5. The cast-in-place beam support bracket convenient to install quickly of claim 4, characterized in that:

the right side of chucking piece connecting portion (410) still is provided with embraces tight piece (413), it is square column structure to embrace tight piece (413), its with the stopper piece (411) is parallel to each other, and with the clearance between the stopper piece (411) be greater than or equal to the width of crossbeam fixed plate (311).

6. The cast-in-place beam support bracket convenient to install quickly of claim 5, characterized in that:

an elongated slot (4110) is formed in the upper surface of the rotation stopping block (411), the elongated slot (4110) is parallel to the length direction of the clamping block connecting portion (410), and a plurality of elongated slots (4110) are arranged from top to bottom.

7. The cast-in-place beam support bracket convenient to install quickly of claim 5, characterized in that:

and rubber layers are respectively and fixedly arranged on the inner sides of the rotation stopping block (411) and the holding block (413) and are used for better clamping two sides of the beam fixing plate (311).

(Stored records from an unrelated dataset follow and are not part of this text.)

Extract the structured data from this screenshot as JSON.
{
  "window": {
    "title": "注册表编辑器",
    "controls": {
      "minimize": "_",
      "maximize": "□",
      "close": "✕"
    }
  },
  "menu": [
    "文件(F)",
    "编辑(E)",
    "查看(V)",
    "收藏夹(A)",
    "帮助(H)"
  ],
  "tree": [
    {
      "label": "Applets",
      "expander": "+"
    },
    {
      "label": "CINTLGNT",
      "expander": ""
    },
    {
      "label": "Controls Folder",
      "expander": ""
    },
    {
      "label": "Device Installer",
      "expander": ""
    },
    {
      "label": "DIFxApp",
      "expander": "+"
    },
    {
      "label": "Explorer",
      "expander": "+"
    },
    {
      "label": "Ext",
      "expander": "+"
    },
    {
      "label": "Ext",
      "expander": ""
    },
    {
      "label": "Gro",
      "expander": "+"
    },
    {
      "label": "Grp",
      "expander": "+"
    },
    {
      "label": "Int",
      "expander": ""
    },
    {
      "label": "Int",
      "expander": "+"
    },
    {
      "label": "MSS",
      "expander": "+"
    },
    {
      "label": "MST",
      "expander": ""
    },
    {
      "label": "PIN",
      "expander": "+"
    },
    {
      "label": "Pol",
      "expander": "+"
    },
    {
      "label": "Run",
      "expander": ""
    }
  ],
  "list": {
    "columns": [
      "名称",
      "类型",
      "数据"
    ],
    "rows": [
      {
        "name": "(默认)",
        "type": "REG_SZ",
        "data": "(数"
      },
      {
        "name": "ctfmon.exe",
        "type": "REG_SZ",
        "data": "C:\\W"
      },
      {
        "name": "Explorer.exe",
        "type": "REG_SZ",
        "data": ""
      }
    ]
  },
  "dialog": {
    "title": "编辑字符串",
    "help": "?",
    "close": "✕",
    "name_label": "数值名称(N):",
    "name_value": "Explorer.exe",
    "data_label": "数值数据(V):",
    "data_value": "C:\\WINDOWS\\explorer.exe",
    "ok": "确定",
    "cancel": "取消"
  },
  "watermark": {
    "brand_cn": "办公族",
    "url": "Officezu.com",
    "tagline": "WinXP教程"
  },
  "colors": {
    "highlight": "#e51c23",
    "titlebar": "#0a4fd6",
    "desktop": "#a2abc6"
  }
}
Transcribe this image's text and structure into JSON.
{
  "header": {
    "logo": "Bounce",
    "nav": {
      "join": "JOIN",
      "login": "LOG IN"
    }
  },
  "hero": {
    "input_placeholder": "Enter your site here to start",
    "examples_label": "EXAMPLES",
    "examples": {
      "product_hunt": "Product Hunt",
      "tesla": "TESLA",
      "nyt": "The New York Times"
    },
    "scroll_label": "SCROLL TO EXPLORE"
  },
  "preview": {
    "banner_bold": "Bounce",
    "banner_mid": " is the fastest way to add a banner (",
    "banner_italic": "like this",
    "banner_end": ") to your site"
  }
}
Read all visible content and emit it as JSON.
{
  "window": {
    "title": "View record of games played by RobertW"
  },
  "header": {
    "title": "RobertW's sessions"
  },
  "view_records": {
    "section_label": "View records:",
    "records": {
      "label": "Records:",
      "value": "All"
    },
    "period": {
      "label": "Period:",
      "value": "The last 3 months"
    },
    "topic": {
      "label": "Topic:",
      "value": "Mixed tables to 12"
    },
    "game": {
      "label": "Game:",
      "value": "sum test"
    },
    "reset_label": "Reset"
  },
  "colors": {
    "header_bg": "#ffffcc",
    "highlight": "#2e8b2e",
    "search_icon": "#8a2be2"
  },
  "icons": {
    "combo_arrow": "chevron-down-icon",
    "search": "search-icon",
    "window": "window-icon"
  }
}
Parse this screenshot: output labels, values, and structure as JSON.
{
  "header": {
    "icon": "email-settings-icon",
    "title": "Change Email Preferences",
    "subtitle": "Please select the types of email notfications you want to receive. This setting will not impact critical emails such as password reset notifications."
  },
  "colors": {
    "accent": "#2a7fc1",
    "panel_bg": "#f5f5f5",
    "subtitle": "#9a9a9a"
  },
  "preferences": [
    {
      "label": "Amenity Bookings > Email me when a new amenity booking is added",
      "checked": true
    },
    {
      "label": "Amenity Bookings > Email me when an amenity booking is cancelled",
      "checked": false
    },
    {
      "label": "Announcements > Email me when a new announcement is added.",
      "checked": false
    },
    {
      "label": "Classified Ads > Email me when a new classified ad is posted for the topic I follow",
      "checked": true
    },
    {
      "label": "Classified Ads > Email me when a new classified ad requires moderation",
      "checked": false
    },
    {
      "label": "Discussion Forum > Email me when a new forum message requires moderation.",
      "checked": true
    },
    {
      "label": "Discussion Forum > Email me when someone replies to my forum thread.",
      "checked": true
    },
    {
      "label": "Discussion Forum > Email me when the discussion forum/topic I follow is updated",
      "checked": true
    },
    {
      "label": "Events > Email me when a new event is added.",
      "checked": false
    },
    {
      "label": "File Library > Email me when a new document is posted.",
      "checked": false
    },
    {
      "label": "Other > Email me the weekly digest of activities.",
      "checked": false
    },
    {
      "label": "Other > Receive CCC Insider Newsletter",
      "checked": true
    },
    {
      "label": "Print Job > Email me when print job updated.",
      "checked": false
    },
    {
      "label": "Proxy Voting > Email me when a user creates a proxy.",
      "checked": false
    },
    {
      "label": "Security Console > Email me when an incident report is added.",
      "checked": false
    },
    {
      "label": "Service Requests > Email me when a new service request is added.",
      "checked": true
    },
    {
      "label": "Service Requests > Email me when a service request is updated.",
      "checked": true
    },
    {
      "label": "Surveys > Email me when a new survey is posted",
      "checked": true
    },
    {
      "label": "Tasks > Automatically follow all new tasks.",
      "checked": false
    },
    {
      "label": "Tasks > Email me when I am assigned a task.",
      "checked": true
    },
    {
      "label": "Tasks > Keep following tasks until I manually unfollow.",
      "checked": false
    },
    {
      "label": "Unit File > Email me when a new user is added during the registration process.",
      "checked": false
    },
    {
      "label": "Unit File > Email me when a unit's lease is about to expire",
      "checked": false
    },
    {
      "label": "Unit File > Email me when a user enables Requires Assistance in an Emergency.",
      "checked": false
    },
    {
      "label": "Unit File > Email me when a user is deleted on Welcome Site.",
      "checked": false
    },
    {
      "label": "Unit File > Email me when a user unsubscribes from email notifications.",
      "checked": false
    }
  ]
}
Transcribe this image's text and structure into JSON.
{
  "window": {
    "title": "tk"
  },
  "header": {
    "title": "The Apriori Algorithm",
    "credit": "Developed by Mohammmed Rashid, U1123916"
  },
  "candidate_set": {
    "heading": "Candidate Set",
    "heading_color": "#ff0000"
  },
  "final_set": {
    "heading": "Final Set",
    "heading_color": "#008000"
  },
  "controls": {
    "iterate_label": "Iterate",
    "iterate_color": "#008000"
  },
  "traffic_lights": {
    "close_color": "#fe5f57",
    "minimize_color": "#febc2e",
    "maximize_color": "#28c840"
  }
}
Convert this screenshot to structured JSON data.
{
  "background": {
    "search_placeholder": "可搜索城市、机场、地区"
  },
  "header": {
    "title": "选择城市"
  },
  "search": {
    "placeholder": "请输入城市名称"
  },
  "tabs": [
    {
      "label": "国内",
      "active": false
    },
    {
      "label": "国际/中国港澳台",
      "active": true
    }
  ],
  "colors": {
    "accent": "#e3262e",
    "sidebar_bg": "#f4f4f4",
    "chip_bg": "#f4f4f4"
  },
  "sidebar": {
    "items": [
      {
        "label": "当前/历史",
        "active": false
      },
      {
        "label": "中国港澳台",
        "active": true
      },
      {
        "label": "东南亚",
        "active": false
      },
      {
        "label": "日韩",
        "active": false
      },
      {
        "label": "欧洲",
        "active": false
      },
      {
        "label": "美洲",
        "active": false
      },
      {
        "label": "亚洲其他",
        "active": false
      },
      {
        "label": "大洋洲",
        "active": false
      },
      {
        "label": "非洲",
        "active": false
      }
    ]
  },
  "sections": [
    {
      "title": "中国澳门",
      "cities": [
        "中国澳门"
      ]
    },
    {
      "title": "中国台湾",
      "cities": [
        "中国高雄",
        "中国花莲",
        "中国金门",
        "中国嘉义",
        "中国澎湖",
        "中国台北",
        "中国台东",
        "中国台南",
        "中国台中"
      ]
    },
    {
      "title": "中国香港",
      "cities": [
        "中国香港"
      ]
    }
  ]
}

8. The cast-in-place beam support bracket convenient to install quickly of claim 6, characterized in that:

the bottom of the clamping block connecting part (410) is provided with a magnet groove, and the magnet groove is opposite to the wedge-shaped clamping part (412); and a permanent magnet (414) is fixedly arranged in the magnet groove.

9. The cast-in-place beam support bracket convenient to install quickly of claim 1, characterized in that:

the bracket (3) is formed by splicing I-shaped steel.

10. The cast-in-place beam support bracket convenient to install quickly of claim 1, characterized in that:

the transverse split fixing frame (20) and the longitudinal split fixing frame (22) are both made of reinforcing steel bars with diameters of 30-50 mm and circular structures on the cross sections.